Ars posts an article about DRM, arguing that Big Content's pursuit of it has nothing to do with piracy:
The basic point is that access control technologies are becoming more and more refined. To create new, desirable product markets (e.g., movies for portable digital devices), the studios have turned to DRM (and the law) to create the scarcity (illegality of ripping DVDs) needed to both create the need for it and sustain it. Rather than admit that this is what they're doing, they trot out bogus studies claiming that this is all caused by piracy. It's the classic nannying scheme: "Because some of you can't be trusted, everyone has to be treated this way." But everybody knows that this nanny is in it for her own interests.
This is a good way of painting the economic argument against overly restrictive DRM and calling out the studios for their dubious arguments.

The article also links to a BusinessWeek article on Apple and Hollywood, where an anonymous studio executive was quoted as saying "[Apple's] user rules just scare the heck out of us," in regards to the fact that iPod users are allowed to share movies downloaded from iTunes on 3 other iPods and in the context of the recent announcement of Apple's new Apple TV.

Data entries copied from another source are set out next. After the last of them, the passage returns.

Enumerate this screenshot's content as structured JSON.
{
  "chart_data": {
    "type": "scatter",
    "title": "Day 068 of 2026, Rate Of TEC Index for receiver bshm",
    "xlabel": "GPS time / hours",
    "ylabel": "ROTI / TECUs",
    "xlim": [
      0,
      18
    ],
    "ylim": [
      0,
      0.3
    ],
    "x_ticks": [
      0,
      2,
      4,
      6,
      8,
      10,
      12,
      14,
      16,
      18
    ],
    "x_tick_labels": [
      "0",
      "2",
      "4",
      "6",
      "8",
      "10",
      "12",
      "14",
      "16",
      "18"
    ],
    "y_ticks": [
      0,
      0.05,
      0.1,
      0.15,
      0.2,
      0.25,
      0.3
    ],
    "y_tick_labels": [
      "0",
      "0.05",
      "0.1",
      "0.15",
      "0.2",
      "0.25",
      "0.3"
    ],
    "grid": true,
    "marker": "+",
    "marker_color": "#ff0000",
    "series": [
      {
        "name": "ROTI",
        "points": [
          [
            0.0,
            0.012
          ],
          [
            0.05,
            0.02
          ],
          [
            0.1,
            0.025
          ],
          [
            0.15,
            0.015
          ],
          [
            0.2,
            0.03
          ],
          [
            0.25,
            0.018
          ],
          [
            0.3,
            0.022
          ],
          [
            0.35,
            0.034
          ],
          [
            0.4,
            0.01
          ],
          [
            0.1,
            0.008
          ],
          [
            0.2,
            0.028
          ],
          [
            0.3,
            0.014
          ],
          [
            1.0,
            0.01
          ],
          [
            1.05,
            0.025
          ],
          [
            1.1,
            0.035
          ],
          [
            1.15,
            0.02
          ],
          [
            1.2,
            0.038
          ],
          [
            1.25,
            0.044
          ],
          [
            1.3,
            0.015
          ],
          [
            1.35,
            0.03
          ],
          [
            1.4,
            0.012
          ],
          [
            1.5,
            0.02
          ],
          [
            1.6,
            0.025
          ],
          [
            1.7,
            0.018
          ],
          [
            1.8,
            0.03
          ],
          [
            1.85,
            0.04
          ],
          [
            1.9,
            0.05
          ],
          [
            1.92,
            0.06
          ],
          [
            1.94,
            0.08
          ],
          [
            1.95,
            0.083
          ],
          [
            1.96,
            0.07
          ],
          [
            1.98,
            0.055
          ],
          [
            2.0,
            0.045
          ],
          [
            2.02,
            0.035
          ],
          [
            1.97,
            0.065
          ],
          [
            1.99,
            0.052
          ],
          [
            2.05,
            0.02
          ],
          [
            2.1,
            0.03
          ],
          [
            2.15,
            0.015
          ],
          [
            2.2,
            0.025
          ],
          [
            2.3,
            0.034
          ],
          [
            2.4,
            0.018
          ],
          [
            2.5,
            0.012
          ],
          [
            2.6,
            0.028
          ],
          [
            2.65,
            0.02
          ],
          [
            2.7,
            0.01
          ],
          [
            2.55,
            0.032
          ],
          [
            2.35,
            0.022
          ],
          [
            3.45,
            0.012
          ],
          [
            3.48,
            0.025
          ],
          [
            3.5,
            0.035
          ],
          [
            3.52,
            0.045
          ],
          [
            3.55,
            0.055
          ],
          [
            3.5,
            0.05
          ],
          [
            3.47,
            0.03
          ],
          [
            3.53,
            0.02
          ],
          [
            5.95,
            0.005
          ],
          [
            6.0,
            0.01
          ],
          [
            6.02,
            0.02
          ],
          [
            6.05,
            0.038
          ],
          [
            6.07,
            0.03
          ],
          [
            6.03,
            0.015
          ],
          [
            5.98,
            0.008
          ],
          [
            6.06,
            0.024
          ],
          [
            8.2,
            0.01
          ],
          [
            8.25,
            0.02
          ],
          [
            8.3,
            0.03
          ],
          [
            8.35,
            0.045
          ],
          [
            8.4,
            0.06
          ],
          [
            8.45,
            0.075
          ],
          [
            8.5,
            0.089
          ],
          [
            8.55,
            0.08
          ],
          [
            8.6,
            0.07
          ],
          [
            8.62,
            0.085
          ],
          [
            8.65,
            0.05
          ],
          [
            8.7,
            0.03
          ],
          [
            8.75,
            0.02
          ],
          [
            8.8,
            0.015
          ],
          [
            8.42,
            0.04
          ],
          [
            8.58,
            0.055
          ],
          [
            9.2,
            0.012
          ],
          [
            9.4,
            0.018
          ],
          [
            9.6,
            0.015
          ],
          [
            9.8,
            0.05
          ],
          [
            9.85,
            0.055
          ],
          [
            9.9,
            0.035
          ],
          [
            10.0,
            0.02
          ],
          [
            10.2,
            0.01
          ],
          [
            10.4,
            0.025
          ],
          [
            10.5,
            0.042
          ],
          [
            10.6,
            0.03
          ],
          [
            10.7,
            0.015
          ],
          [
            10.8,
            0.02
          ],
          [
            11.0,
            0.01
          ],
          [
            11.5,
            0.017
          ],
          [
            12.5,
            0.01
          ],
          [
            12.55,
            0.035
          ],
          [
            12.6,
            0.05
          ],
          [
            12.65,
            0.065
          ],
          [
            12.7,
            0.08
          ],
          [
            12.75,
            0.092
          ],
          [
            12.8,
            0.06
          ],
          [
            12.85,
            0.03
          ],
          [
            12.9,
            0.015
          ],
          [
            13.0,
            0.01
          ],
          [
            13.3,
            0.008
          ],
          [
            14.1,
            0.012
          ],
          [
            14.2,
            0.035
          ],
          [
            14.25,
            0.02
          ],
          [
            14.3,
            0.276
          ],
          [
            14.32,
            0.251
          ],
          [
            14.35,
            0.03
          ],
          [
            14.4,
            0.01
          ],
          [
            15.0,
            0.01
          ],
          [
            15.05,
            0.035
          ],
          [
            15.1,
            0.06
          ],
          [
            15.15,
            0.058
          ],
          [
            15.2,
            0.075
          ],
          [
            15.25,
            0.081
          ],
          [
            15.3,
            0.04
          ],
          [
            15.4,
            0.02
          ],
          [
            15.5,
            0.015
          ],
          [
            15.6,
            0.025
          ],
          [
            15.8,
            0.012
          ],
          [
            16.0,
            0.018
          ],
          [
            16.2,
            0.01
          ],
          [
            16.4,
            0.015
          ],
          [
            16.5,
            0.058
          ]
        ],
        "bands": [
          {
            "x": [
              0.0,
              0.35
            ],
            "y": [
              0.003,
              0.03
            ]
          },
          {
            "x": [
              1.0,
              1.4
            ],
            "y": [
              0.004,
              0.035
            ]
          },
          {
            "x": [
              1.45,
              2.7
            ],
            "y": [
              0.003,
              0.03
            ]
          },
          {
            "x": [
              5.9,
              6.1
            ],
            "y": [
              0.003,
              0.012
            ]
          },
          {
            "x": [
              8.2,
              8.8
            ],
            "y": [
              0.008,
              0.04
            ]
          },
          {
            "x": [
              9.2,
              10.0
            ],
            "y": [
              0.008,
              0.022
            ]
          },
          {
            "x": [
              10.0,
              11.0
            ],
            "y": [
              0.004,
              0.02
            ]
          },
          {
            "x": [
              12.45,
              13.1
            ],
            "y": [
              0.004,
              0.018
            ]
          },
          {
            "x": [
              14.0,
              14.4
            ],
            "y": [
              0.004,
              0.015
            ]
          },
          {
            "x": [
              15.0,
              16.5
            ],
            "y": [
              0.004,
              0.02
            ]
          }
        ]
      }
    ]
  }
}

Which gets us to YouTube and the NYT's most recent article on the site, discussing it's uneasy relationship with Big Content.  The NYT uses Eminem's movie 8 Mile as its focus and the problems Universal Music has faced with parts of it showing up on YouTube:
So in an odd twist, Eminem’s songs from “8 Mile” are cleared for use on YouTube, while much of the accompanying video is not. In what could be an indication of the kinds of deals the studios might strike, Universal Music earns the higher of two amounts when its songs are used in a video: a flat fee per clip or a percentage of advertising revenue.“We don’t want to kill this,” said Larry Kenswil, a Universal Music executive. “We see this as a new source of revenue for us.”

See, it's all about squeezing every ounce of new revenue out of the market.  It's not that Big Content shouldn't be able to police piracy, but it shouldn't be attacking fair use rights under the pretext of fighting piracy in an effort to simply broaden the kind of revenue it can collect.  Certainly, the Internet has created new ways for Big Content to sell its products, but the Internet isn't so new/different and threatening so as to justify granting them more control than they've ever had before.